# I want this cat tree!



## RatAtat2693 (Jan 13, 2016)

Probably never going to happen, but if I wasn't afraid of them falling, I'd go for it.
https://jet.com/product/detail/269508586c824ce5b26e664533605616?


----------



## Fraido (Oct 1, 2014)

What an epic cat tree, I wouldn't be worried about kitties falling off of it though.


----------



## Fraido (Oct 1, 2014)

Obviously you were talking about the rats, though. *rolls eyes* Lol. I guess yeah, I'd be a little worried.


----------



## JAnimal (Jul 23, 2014)

If someone could make that in a rat size...


----------



## Kokorobosoi (Jan 14, 2016)

You know....

Cover pvc pipes with rat safe rope

Wrap wood with carpet and screw to wrapped pipes.

These are totally DIY able


----------



## Fraido (Oct 1, 2014)

I'd probably just layer up some fleece, or a comforter underneath and around it to cushion any falls. Rats would love it at the size it is.


----------



## RatAtat2693 (Jan 13, 2016)

Kokorobosoi said:


> You know....
> 
> Cover pvc pipes with rat safe rope
> 
> ...


Oh yeah - I've made cat trees before.

But I'm just sooo lazy.

I just look through the reviews to see if anyone is complaining about it being too small. They list all the dimensions for this on the site.

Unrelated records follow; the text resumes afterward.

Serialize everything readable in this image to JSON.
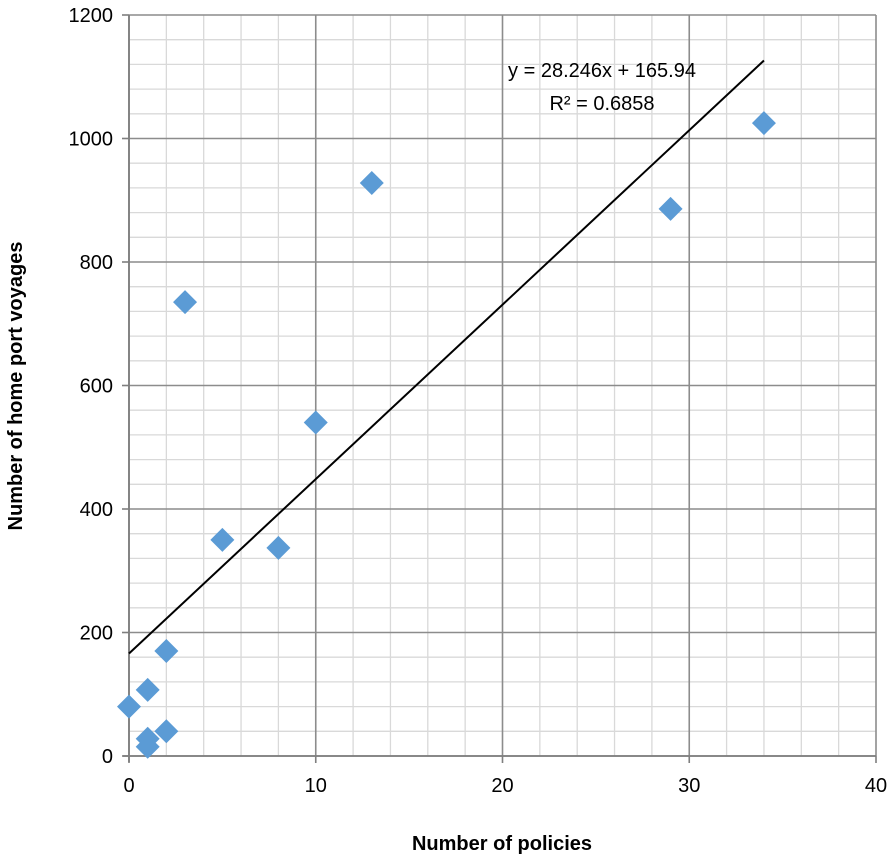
{
  "chart_data": {
    "type": "scatter",
    "title": "",
    "xlabel": "Number of policies",
    "ylabel": "Number of home port voyages",
    "xlim": [
      0,
      40
    ],
    "ylim": [
      0,
      1200
    ],
    "x_major_ticks": [
      0,
      10,
      20,
      30,
      40
    ],
    "y_major_ticks": [
      0,
      200,
      400,
      600,
      800,
      1000,
      1200
    ],
    "x_tick_labels": [
      "0",
      "10",
      "20",
      "30",
      "40"
    ],
    "y_tick_labels": [
      "0",
      "200",
      "400",
      "600",
      "800",
      "1000",
      "1200"
    ],
    "x_minor_step": 2,
    "y_minor_step": 40,
    "grid": true,
    "legend": "none",
    "series": [
      {
        "marker": "diamond",
        "color": "#5b9bd5",
        "points": [
          {
            "x": 0,
            "y": 80
          },
          {
            "x": 1,
            "y": 107
          },
          {
            "x": 1,
            "y": 28
          },
          {
            "x": 1,
            "y": 15
          },
          {
            "x": 2,
            "y": 170
          },
          {
            "x": 2,
            "y": 40
          },
          {
            "x": 3,
            "y": 735
          },
          {
            "x": 5,
            "y": 350
          },
          {
            "x": 8,
            "y": 337
          },
          {
            "x": 10,
            "y": 540
          },
          {
            "x": 13,
            "y": 928
          },
          {
            "x": 29,
            "y": 886
          },
          {
            "x": 34,
            "y": 1025
          }
        ]
      }
    ],
    "trendline": {
      "type": "linear",
      "slope": 28.246,
      "intercept": 165.94,
      "x_range": [
        0,
        34
      ],
      "color": "#000000",
      "equation_label": "y = 28.246x + 165.94",
      "r2_label": "R² = 0.6858"
    }
  }
}
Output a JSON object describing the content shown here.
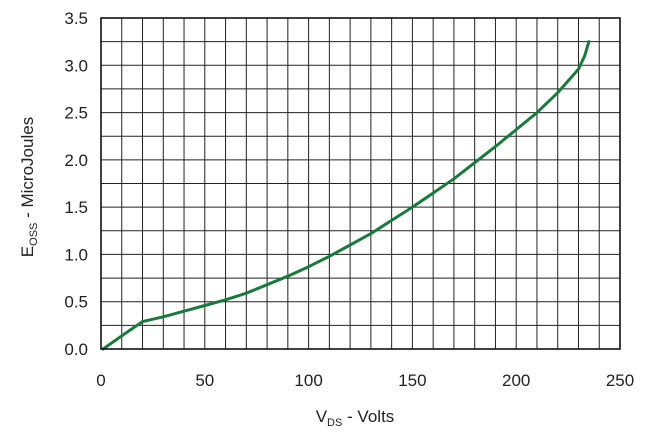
{
  "chart_data": {
    "type": "line",
    "title": "",
    "xlabel": {
      "main": "V",
      "sub": "DS",
      "rest": " - Volts"
    },
    "ylabel": {
      "main": "E",
      "sub": "OSS",
      "rest": " - MicroJoules"
    },
    "xlim": [
      0,
      250
    ],
    "ylim": [
      0,
      3.5
    ],
    "x_ticks": [
      0,
      50,
      100,
      150,
      200,
      250
    ],
    "x_tick_labels": [
      "0",
      "50",
      "100",
      "150",
      "200",
      "250"
    ],
    "y_ticks": [
      0,
      0.5,
      1.0,
      1.5,
      2.0,
      2.5,
      3.0,
      3.5
    ],
    "y_tick_labels": [
      "0.0",
      "0.5",
      "1.0",
      "1.5",
      "2.0",
      "2.5",
      "3.0",
      "3.5"
    ],
    "grid": true,
    "legend": "none",
    "colors": {
      "line": "#1a7a3c",
      "grid": "#222222"
    },
    "series": [
      {
        "x": [
          1,
          10,
          20,
          30,
          40,
          50,
          60,
          70,
          80,
          90,
          100,
          110,
          120,
          130,
          140,
          150,
          160,
          170,
          180,
          190,
          200,
          210,
          220,
          230,
          233,
          235
        ],
        "y": [
          0.0,
          0.14,
          0.29,
          0.34,
          0.4,
          0.46,
          0.52,
          0.59,
          0.68,
          0.77,
          0.87,
          0.98,
          1.1,
          1.22,
          1.36,
          1.5,
          1.65,
          1.8,
          1.97,
          2.14,
          2.32,
          2.5,
          2.71,
          2.96,
          3.1,
          3.25
        ]
      }
    ]
  }
}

I think I'll get a cat tree once Rome passes. Don't wanna tease him - he has HED.


----------



## Kokorobosoi (Jan 14, 2016)

Lol I can be lazy too!!!

But then my wallet starts yelling at me. And the Home Depot guy never actually charges me for cutting things for me lol. I think it has something to do with him calling me carpenter Barbie. I'll tolerate his patronizing sexism if it means I avoid the fees!!! 

(is it really that odd to pick up lumber in heels?) 

And thanks for showing me that tree!!! Now I want one.... And Home Depot is just down the road.... Oh gosh.


----------



## RatAtat2693 (Jan 13, 2016)

Hey, heels can be a lethal weapon if you use them correctly. 

Granted, I'd rather be barefoot.


----------



## Kokorobosoi (Jan 14, 2016)

yup. I have heels.... And I have the rug I wipe my feet off with when be been outside barefoot. 

Always been that way, I don't even feel the hot blacktop anymore. 


On topic: I think you should buy that tree!!!


----------



## RatAtat2693 (Jan 13, 2016)

I think I should buy that tree too, when I have $300 of disposable income.


----------



## JellOh (Jan 3, 2014)

Are DIY cat tress a viable option for ratties? I'm trying to fill my cage with toys for an upcoming trio and a cat tree would be freaking awesome. Would you have to worry about it being peed on? Or would you just have to re-wrap the wood and replace the carpet every so often?


----------



## RatAtat2693 (Jan 13, 2016)

As long as you make it in a quality manner, I don't see why not. But like one member said, you'd probably have a better chance by using PVC instead of wood since wood absorbs urine. I think the smell factor would also relate to how well litter trained they were. Just get cheap carpet and replace it here and there.


----------



## Kokorobosoi (Jan 14, 2016)

I've used pvc, thick plexi glass panels and outdoor carpet for those who people whose critters aren't potty trained. Haul it outside and hit it with a hose.


----------



## ray (Nov 4, 2015)

Ok but can they make that human sized... I would play on that lol
But seriously would love to get that for my cat and my rats... too bad I am so very poor...


----------



## catty-ratty (Feb 21, 2016)

ray said:


> Ok but can they make that human sized... I would play on that lol


I was thinking the same thing!


----------



## Fu-Inle (Jan 22, 2015)

I could use a human sized space pod. Throw a couple pillows in there and you've got a nice chill out spot.


----------



## RatAtat2693 (Jan 13, 2016)

Fu-Inle said:


> I could use a human sized space pod. Throw a couple pillows in there and you've got a nice chill out spot.


I think that would actually sell. Use a beanbag.


----------